An Oracle lawsuit filed last week could serve as a cautionary message to hardware partners that wish to do business with the vendor: Secure your buildings.
Multis had an existing contract with Sun Microsystems, which Oracle purchased earlier this year, for various services related to remanufacturing Sun technology, according to the suit filed November 9 in US District Court for the Northern District of California. Multis' responsibilities included refurbishing systems and distributing products to various sites around the world.
Under the deal, Multis was liable for losses or damage to any products caused by its failure to follow security guidelines established by Sun, the complaint states. Those rules included requiring a closed-circuit camera system as well as an alarm system for the facilities used.
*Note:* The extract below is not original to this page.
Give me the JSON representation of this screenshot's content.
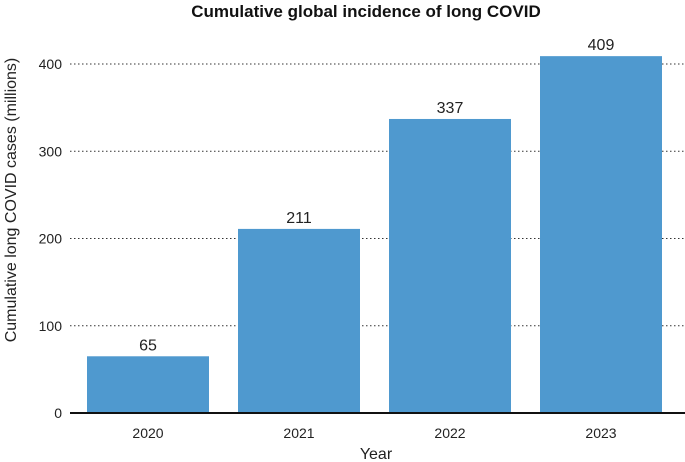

In July 2009, a warehouse run by Multis was burglarised, with 36 disk drives and four CPU modules stolen. A security firm working for Oracle conducted an investigation of the theft. As a result, Multis "undertook to make certain improvements to its existing security measures," the complaint states.
But in April of this year, the site was once again burgled. Thieves gained entry by breaking a window and then used clippers to snip through a cage containing Oracle products. They snatched about 1,450 memory modules worth roughly $61,500, according to the complaint.
This event prompted another visit from Oracle's security contractors, who found that Multis hadn't finished the security improvements planned after the initial theft, the complaint states. Security film had been installed on some windows but not all of them, including the one used by burglars to get into the warehouse.
Oracle ordered Multis to remedy that shortcoming as well as make other adjustments, such as tweaking the closed circuit camera system to get better images of intruders. The demands also included "consideration of steel bars for additional security at window openings," the complaint adds.
Still, a third burglary occurred in May. Security film had been placed on all windows, but "Multis had not installed iron bars or taken other steps to secure the stripping that held the windows in place," it states. The suspects removed the stripping and were able to get through the window, it adds.
This time, thieves took 4,876 memory modules worth $267,244, according to Oracle. Another security review found that Multis was still not compliant with its security obligations, the complaint states.
Multis was also contractually obligated to obtain insurance that would cover such losses. Oracle's complaint alleges the company has failed to do so. Oracle is seeking damages of at least $328,742 plus interest and legal costs.
Oracle spokeswoman Deborah Hellinger declined comment. Multis did not immediately respond to a request for comment.